DENIES Application I, at this stage, with regards to the provision of additional funding for one investigator with international experience.[10]

Done at Freetown, Sierra Leone, this 24th day of January, 2007

Hon. Justice Benjamin Mutanga Itoe

Hon. Justice Bankole Thompson

Hon. Justice Pierre Boutet
Presiding Judge
Trial Chamber I

[Seal of the Special Court for Sierra Leone]
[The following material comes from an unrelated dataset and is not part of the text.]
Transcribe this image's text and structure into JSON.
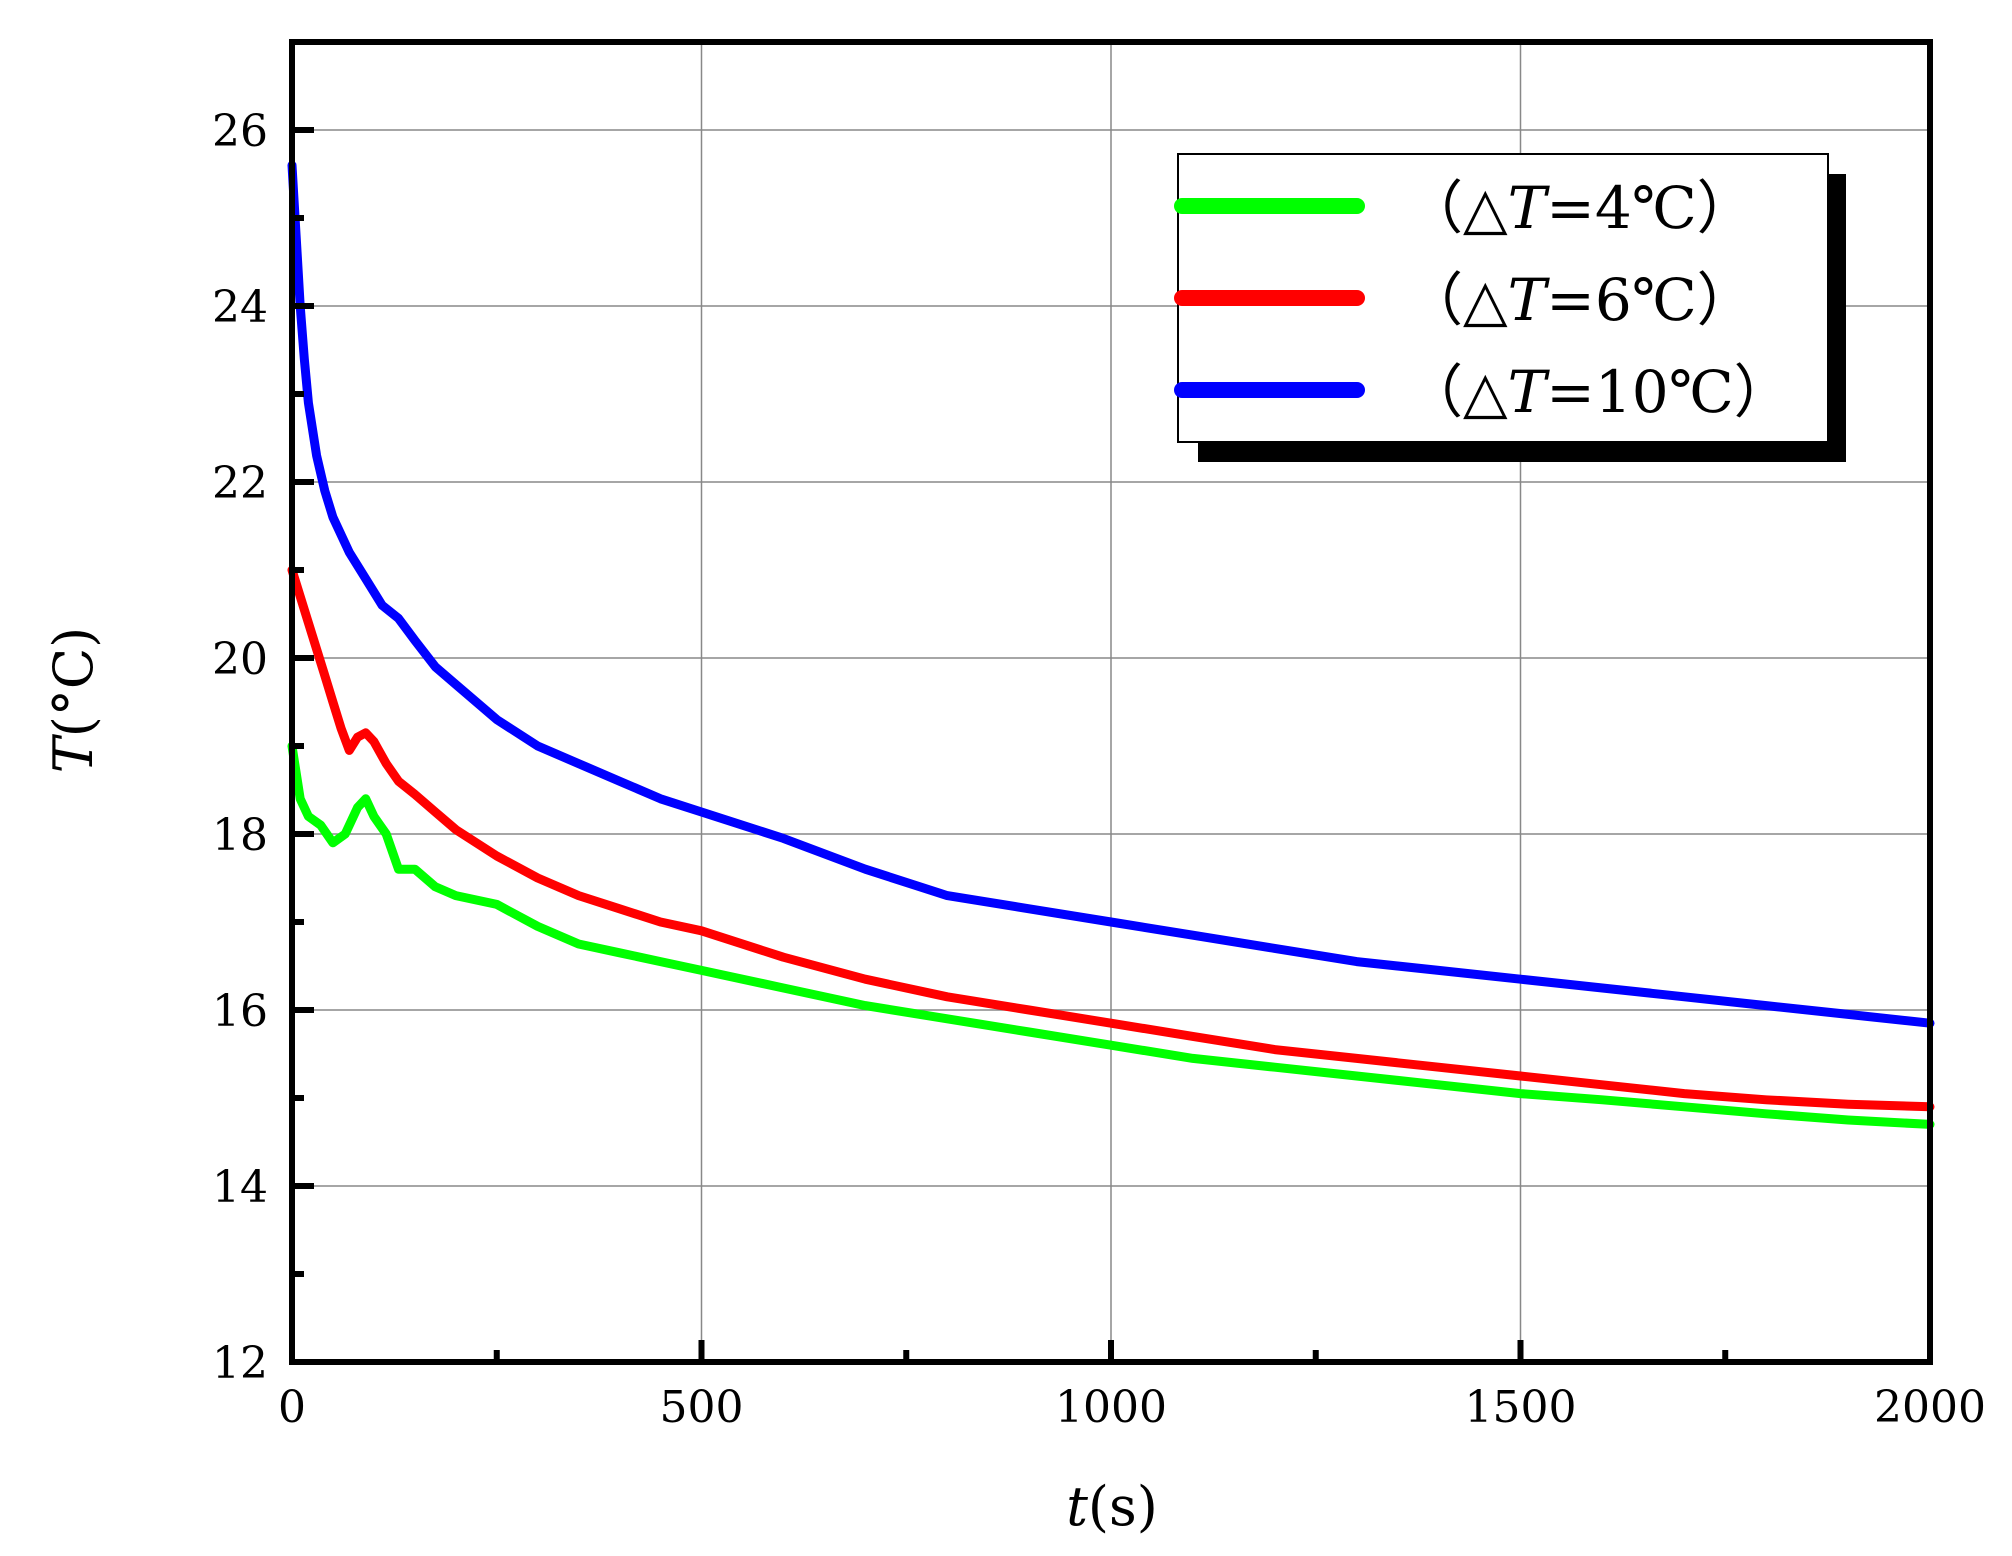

[1] On the same day, the Defence also filed a second Application, concerning the provision of resources for the employment of expert witnesses (“Application II”). Various documents subsequently filed in this matter contained joint submissions with respect to Application I and Application II. However, the present Decision will only take into consideration submissions made with respect to Application I. A Decision concerning Application II will be filed in due course.
[2]Application I, paras 2-3.
[3] Application I was accordingly re-filed on the 17th of January 2007, with a corrigendum thereto filed on the same date.
[4] In addition, the Appeals Chamber of the Special Court has held that “[a]s a creation of the Registrar, the Defence Office and at its head, the Principal Defender, remain under the administrative authority of the Registrar” and that “[a]lthough the Defence Office is given the main responsibility for ensuring the rights of the accused by accomplishing the functions mentioned [in para. 80], it is supposed to exercise its duty under the administrative authority of the Registrar. See Prosecutor v. Brima, Kamara and Kanu, SCSL-04-16-AR73, Decision on Brima-Kamara Defence Appeal Motion against Trial Chamber II Majority Decision on Extremely Urgent Confidential Joint Motion for the Re-Appointment of Kevin Metzger and Wilbert Harris as Lead Counsel for Alex Tamba Brima and Brima Bazzy Kamara, 8 December 2005 (“Appeals Chamber Decision”), para. 83.
[5] Prosecutor v. Sesay, Kallon and Gbao, SCSL-04-15-T, Written Reasons for the Decision on Application by Counsel for the Third Accused to Withdraw from the Case, 19 June 2006 (“Written Reasons”), para. 41. Emphasis added.
[6] See Appeals Chamber Decision, supra note 4, para. 86. Emphasis added.
[7] See, for instance, Written Reasons, supra note 5, paras 19-21 and 25. See also similar jurisprudence from Trial Chamber II: Prosecutor v. Taylor, SCSL-03-01-PT, Joint Decision on Defence Motions on Adequate Facilities and Adequate Time for the Preparation of the Mr. Taylor’s Defence, 23 January 2007.
[8] Prosecutor v. Brima, SCSL-04-16-PT, Decision on Applicant’s Motion Against Denial by the Acting Principal Defender to Enter a Legal Service Contract for the Assignment of Counsel, 6 May 2004, para. 62.
[9] Ibid, paras 64-65.
[10] The Chamber in particular notes the recent undertaking by the Principal Defender that he is engaging for additional resources to meet the investigative needs of the Defence Teams. See Joint Response, Annex H.